Woven rattan furniture, warm wood ceilings, linen and cream upholstery, pale limestone and maple floors, sisal rugs, and abundant tropical planting create an enveloping tactile warmth throughout every visible space.

Maximalism

Dense layering of cushions, books, plants, lamps, decorative objects, and art across multiple living zones, all held together by a coherent cream-and-gold palette with natural fiber textures in constant dialogue.

StoryThe Narrative It Tells
Historicism

French bergère chairs and a colonial Philippine table appear as accents within an otherwise contemporary tropical-modern framework; there is no sustained period commitment, just tasteful cross-referencing.

Provenance

The paintings by Ho's mother Anita Magsaysay Ho and the colonial Philippine desk in the bedroom provide genuine family provenance, but the overall renovation by Onglao is clearly a designed-from-scratch makeover rather than generational accumulation.

Hospitality

Multiple outdoor entertaining pavilions, a square dining table chosen because it 'allows everyone to feel part of the conversation,' a swimming pool court visible from every room, guest suites, and the CEO-of-a-shipping-company social profile all point to a home built for hosting.

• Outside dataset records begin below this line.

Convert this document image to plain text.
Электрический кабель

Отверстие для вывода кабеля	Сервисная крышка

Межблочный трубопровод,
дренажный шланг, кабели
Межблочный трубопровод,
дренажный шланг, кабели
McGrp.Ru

StageWho It's Performing For
Formality

The rooms are polished and designer-arranged with careful symmetry, but the open-air plan, bare feet-friendly limestone floors, and plush cushioned seating invite relaxation rather than rigid behavior.

Curation

Onglao designed much of the custom furniture himself, composed deliberate sight lines from entrance court through pond to pool, and arranged styled vignettes with lamp-plus-objects groupings throughout, though Ho's personal art collection and family paintings keep the owner's voice present.

Theatricality

The home is impressive and clearly communicates wealth — the pool court, multiple entertaining zones, designer furnishings — but it performs tropical ease rather than brand-name status, and the family art and warm materials deflect overt showmanship.